Raven Crowking said:
It wasn't meant as an attack. I'm sorry you took it that way. Do you have any response to the substance of the rest of my post concerning DM control and Gary's position?
Raven Crowking said:
Please explain why.
Dictionary.com: "The representation of the behavior or characteristics of one system through the use of another system, esp. a computer program designed for the purpose."
Me: "A simulation is any thing X that simulates another thing Y, especially in the case where the medium used in X and Y differ."
First, Because thing X and thing Y are not restricted to systems in your definition, the definition is much too broad. A TV show, for example, is not a system. A movie is not (actually cannot be) a simulation of a TV show because neither is a system. The purpose of some computer programs is to represent the behavior and characteristics of some other system. The purpose of a movie is not to represent the behavior or characteristics of a TV show, even if both address the same subject matter. Having two things with similar content but in different media does not automatically equate to one being a simulation of the other.
Second, because the definition does not address directionality. By your definition, if Y is a simulation of X, then X is automatically a simulation of Y as well (a relationship that is not upheld in most examples of simulations). A weather simulator on a computer can produce a simulation of a hurricane. A hurricane is not, in turn, a simulation of weather predicting software.
Raven Crowking said:
In a role-playing game, it is integral to the game itself that the game participants can choose to ignore/alter rules during play. In a role-playing game, all rules are guidelines, and the choices of the participants are limited only by the participants themselves.
I'm still not sure how that disproves what I said earlier. I said...
Ourph said:
If the dice, the rules and the game designer exerts no control over the actions your character is capable of taking in the game, then you are no longer playing a game, you are writing fiction. In order to be said to be "playing a game" it is generally accepted that you are following at least some of the rules of said game. If the standard for roleplaying games is "unlimited character actions" then, by definition, any game with rules is not an RPG (and as far as I know, D&D has always contained rules, many of which specifically limit character's actions). Ergo, by your definition, D&D is not an RPG but a "simulation" of an RPG.

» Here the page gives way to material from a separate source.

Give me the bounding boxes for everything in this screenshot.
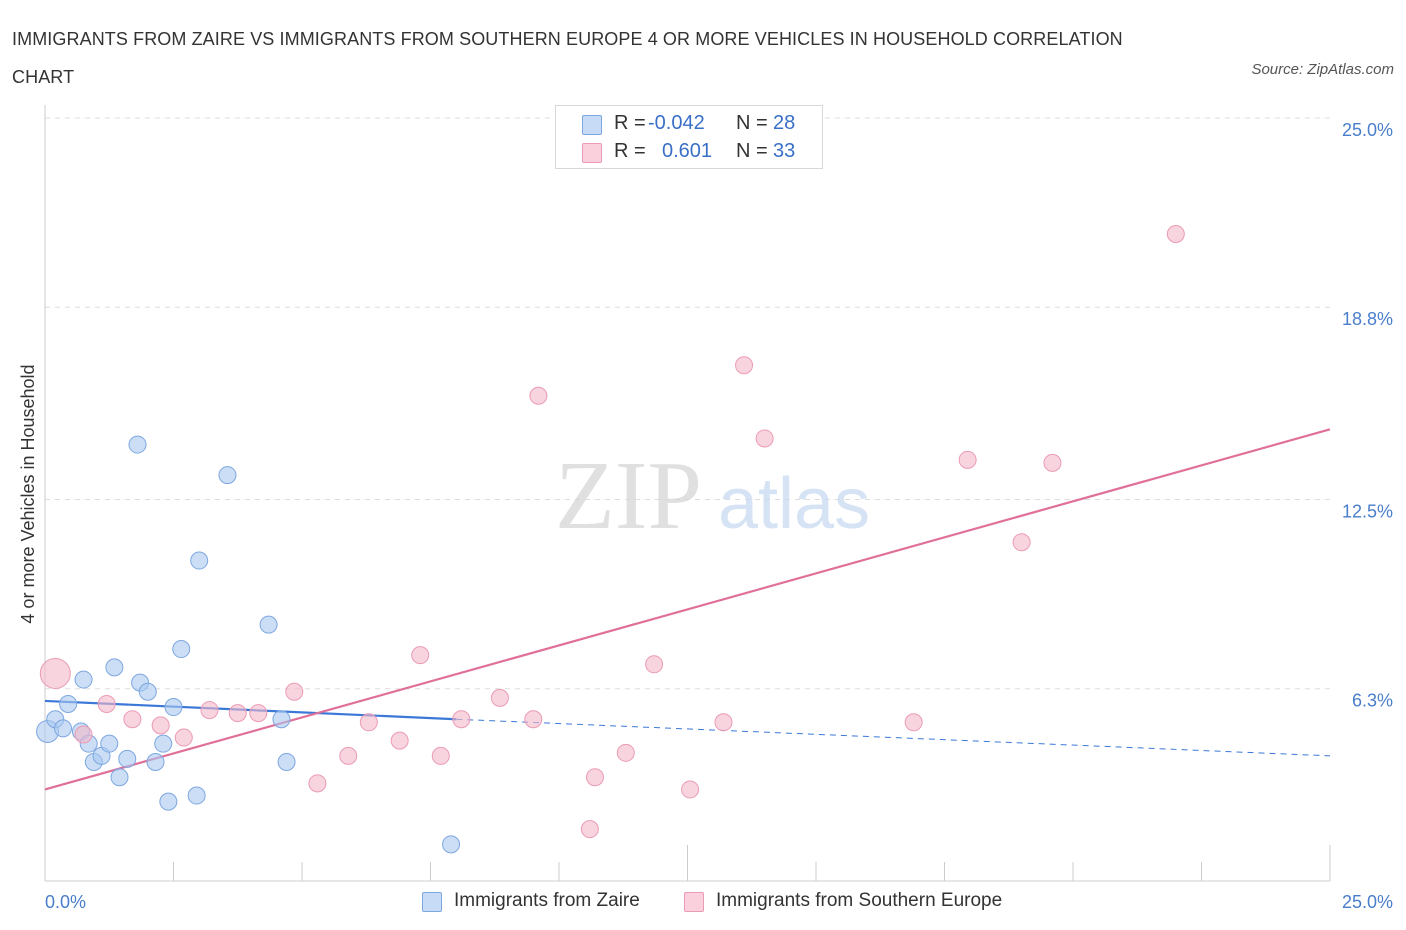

If you choose to ignore some rules or change some rules you may very well be altering the limitations placed on your character or even eliminating some limitations placed on your character, but the only way to play with
no limitations on your character is to play without
any rules, at which point the activity you are engaged in stops being a game (because, by definition, games have rules). Therefore, your assertion that the thing that distinguishes RPGs from RPG simulations is that RPGs allow for unlimited character actions seems untenable.